1 day ago
Wednesday, November 18, 2009
Squishes and wishes
Two weeks ago I went for my yearly torture session at the mammography center. Some of my friends have told me that they don't find this test so torturous. Me? I'd rather go through child birth. I find it SO painful that it brings me to tears. You would think my expression of fear and pain would lead the tech. to be more sensitive and compassionate?? NOT so! They become abrupt and impatient. This time she said to me.. Listen.. we can be done in 5 minutes or I will continue this for 10 hours if that's what it takes! (i wanted to yell...bitch!!) Somehow though, when they have your boob squished in a machine while they are being so rude, it's kind of terrifying to stand up for yourself and tell them off. I try to be very cooperative, hoping to stir up some warmth.
Anyway, After a scare last year which led to FURTER torture and a biopsy but thankfully a good outcome, I became so upset again this year, when they called two days after the squash-fest to tell me I needed further testing (smashing) due to the finding of 'asymmetric density'. For two weeks, I've imagined the worst scenarios (nearly had a car accident while doing so) googled asymmetric density, lost sleep, confided in my best girlfriends, and basically worried myself sick. Yesterday, I was tortured in that obscene machine 5 more times, the last 40 pounds of pressure hurting and pissing me off SO much that I left there swearing Out loud to my husband that I am done with being loyal to preventive health! "NeVER again!!!""
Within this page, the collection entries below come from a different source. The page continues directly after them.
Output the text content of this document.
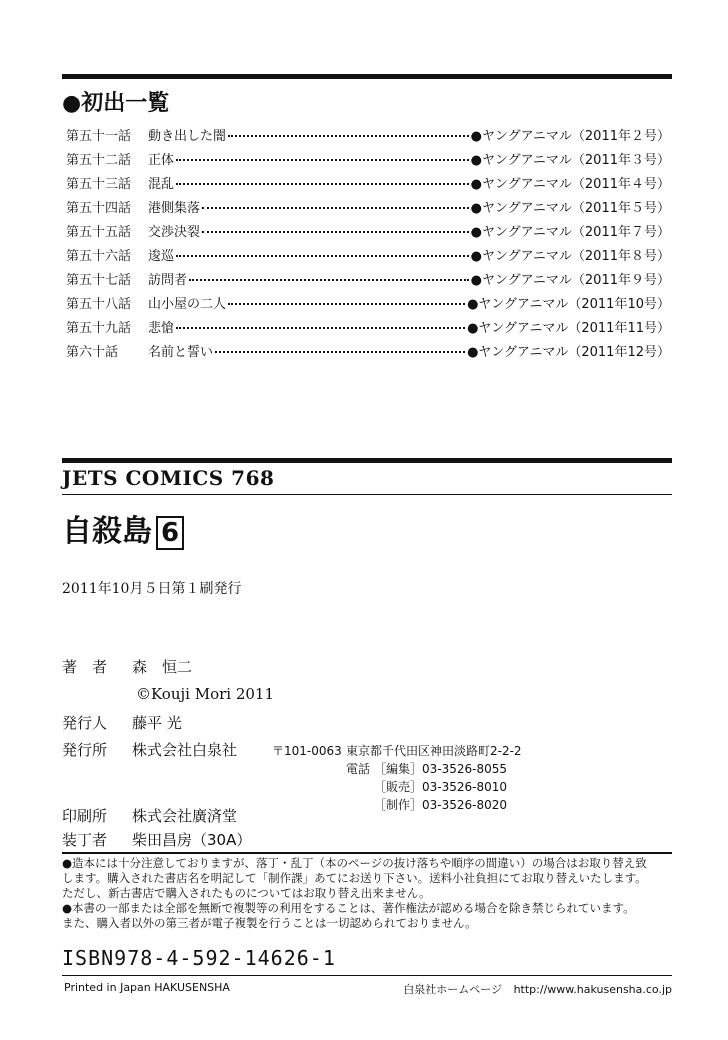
●初出一覧
第五十一話	動き出した闇	●ヤングアニマル（2011年２号）
第五十二話	正体	●ヤングアニマル（2011年３号）
第五十三話	混乱	●ヤングアニマル（2011年４号）
第五十四話	港側集落	●ヤングアニマル（2011年５号）
第五十五話	交渉決裂	●ヤングアニマル（2011年７号）
第五十六話	逡巡	●ヤングアニマル（2011年８号）
第五十七話	訪問者	●ヤングアニマル（2011年９号）
第五十八話	山小屋の二人	●ヤングアニマル（2011年10号）
第五十九話	悲愴	●ヤングアニマル（2011年11号）
第六十話	名前と誓い	●ヤングアニマル（2011年12号）
JETS COMICS 768
自殺島 6
2011年10月５日第１刷発行
著　者 森　恒二
©Kouji Mori 2011
発行人 藤平 光
発行所 株式会社白泉社	〒101-0063 東京都千代田区神田淡路町2-2-2
電話 ［編集］03-3526-8055
［販売］03-3526-8010
［制作］03-3526-8020
印刷所 株式会社廣済堂
装丁者 柴田昌房（30A）
●造本には十分注意しておりますが、落丁・乱丁（本のページの抜け落ちや順序の間違い）の場合はお取り替え致
します。購入された書店名を明記して「制作課」あてにお送り下さい。送料小社負担にてお取り替えいたします。
ただし、新古書店で購入されたものについてはお取り替え出来ません。
●本書の一部または全部を無断で複製等の利用をすることは、著作権法が認める場合を除き禁じられています。
また、購入者以外の第三者が電子複製を行うことは一切認められておりません。
ISBN978-4-592-14626-1
Printed in Japan HAKUSENSHA	白泉社ホームページ http://www.hakusensha.co.jp
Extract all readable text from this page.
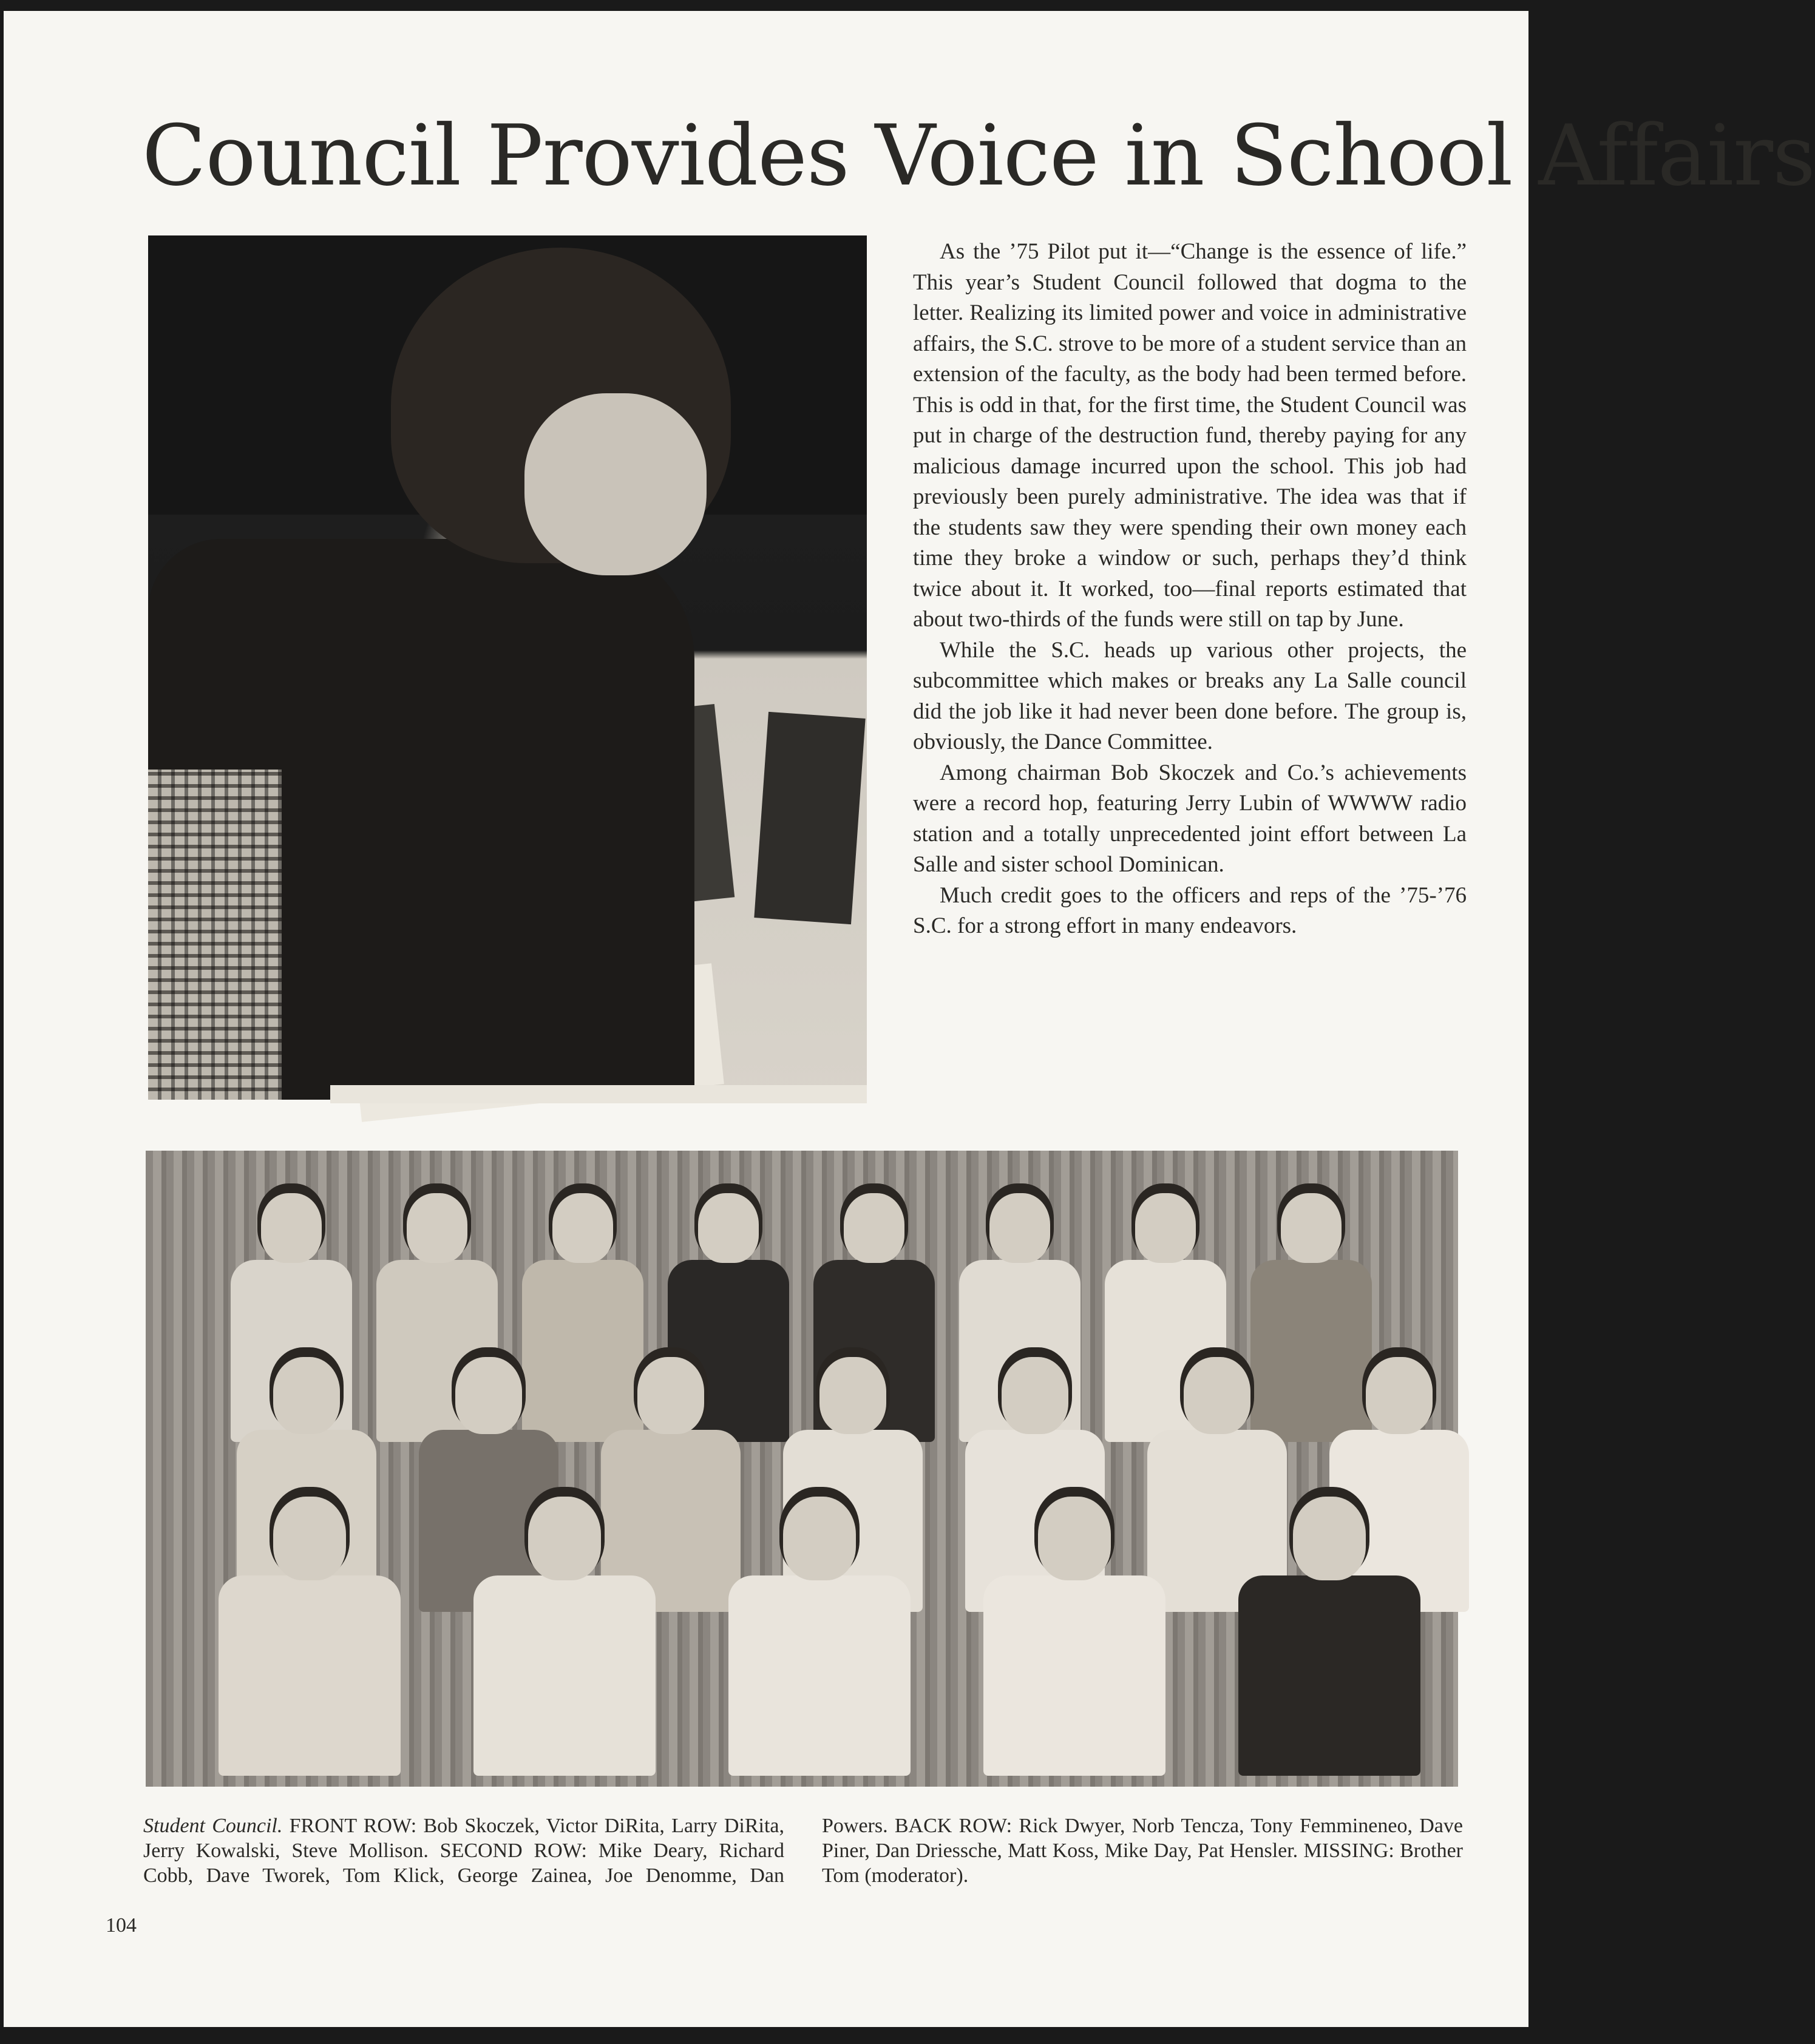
Council Provides Voice in School Affairs

As the ’75 Pilot put it—“Change is the essence of life.” This year’s Student Council followed that dogma to the letter. Realizing its limited power and voice in administrative affairs, the S.C. strove to be more of a student service than an extension of the faculty, as the body had been termed before. This is odd in that, for the first time, the Student Council was put in charge of the destruction fund, thereby paying for any malicious damage incurred upon the school. This job had previously been purely administrative. The idea was that if the students saw they were spending their own money each time they broke a window or such, perhaps they’d think twice about it. It worked, too—final reports estimated that about two-thirds of the funds were still on tap by June.

While the S.C. heads up various other projects, the subcommittee which makes or breaks any La Salle council did the job like it had never been done before. The group is, obviously, the Dance Committee.

Among chairman Bob Skoczek and Co.’s achievements were a record hop, featuring Jerry Lubin of WWWW radio station and a totally unprecedented joint effort between La Salle and sister school Dominican.

Much credit goes to the officers and reps of the ’75-’76 S.C. for a strong effort in many endeavors.

Student Council. FRONT ROW: Bob Skoczek, Victor DiRita, Larry DiRita, Jerry Kowalski, Steve Mollison. SECOND ROW: Mike Deary, Richard Cobb, Dave Tworek, Tom Klick, George Zainea, Joe Denomme, Dan Powers. BACK ROW: Rick Dwyer, Norb Tencza, Tony Femmineneo, Dave Piner, Dan Driessche, Matt Koss, Mike Day, Pat Hensler. MISSING: Brother Tom (moderator).
104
Thankfully I found out once again... I am okay... nothing unusual was seen on the films.
So, How timely was it for me to see the announcement in the news yesterday morning that government scientist are now recommending NOT beginning routine mammograms until you're in your 50's, unless you are in a high risk category. One of the reasons being TOO many false positives. For the past 10 years, I have had at least 3 false positives which led to too much stress and unnecessary radiation and procedures and TOO much SQUiShing! Seeing this new recommendation should then make sense to me, right? Yet, it doesn't. Upon hearing this, I immediately thought of three women who I love who thankfully are alive today, due to a mammography finding their breast cancer while they were in their 40's. I have to believe that these last 10 years of torture couldn't have been needless. Like the pain in child birth, you must get a natural amnesia to mammogram pain, because already today, I feel like if smashing our boobs in a torture chamber once a year can help save just one precious woman, someone's loving Mom, a cherished daughter, a sweet sister or a special friend, then We should continue to listen to the american cancer societies recommendation and continue with these early screenings and of course with self examination. I can't believe this new study is telling us that this is a waste of time too. I, myself discovered a tumor, thankfully benign, in my 30's. I always tell my ladies (my hair clients).... if you don't want to self examine... let your partner or spouse do the exams for you. Not only are you taking preventive measures for your health, but also healthy measures for your relationship!
What also has me worried about this new recommendation, is I am SURE it won't be long before those bastard health insurance companies consider this a very convenient loop hole as to why they shouldn't cover screenings, even if a patients doctor believes in recommending it.
And what I am wishing for... Is a more humane alternative to the Mammogram. My friend was telling me about a painless test called a Thermogram.
Although after researching this, it seems it is best not alone, but in conjunction with the wicked mammo.
To surmise.. I am so grateful that my test findings were good. Breast cancer is so prevalent, especially here on Long Island, that if any change is needed, it's that we need to be More conscientious in finding a cure and doing whatever we can to prevent the devastation of being diagnosed and dealing with breast cancer.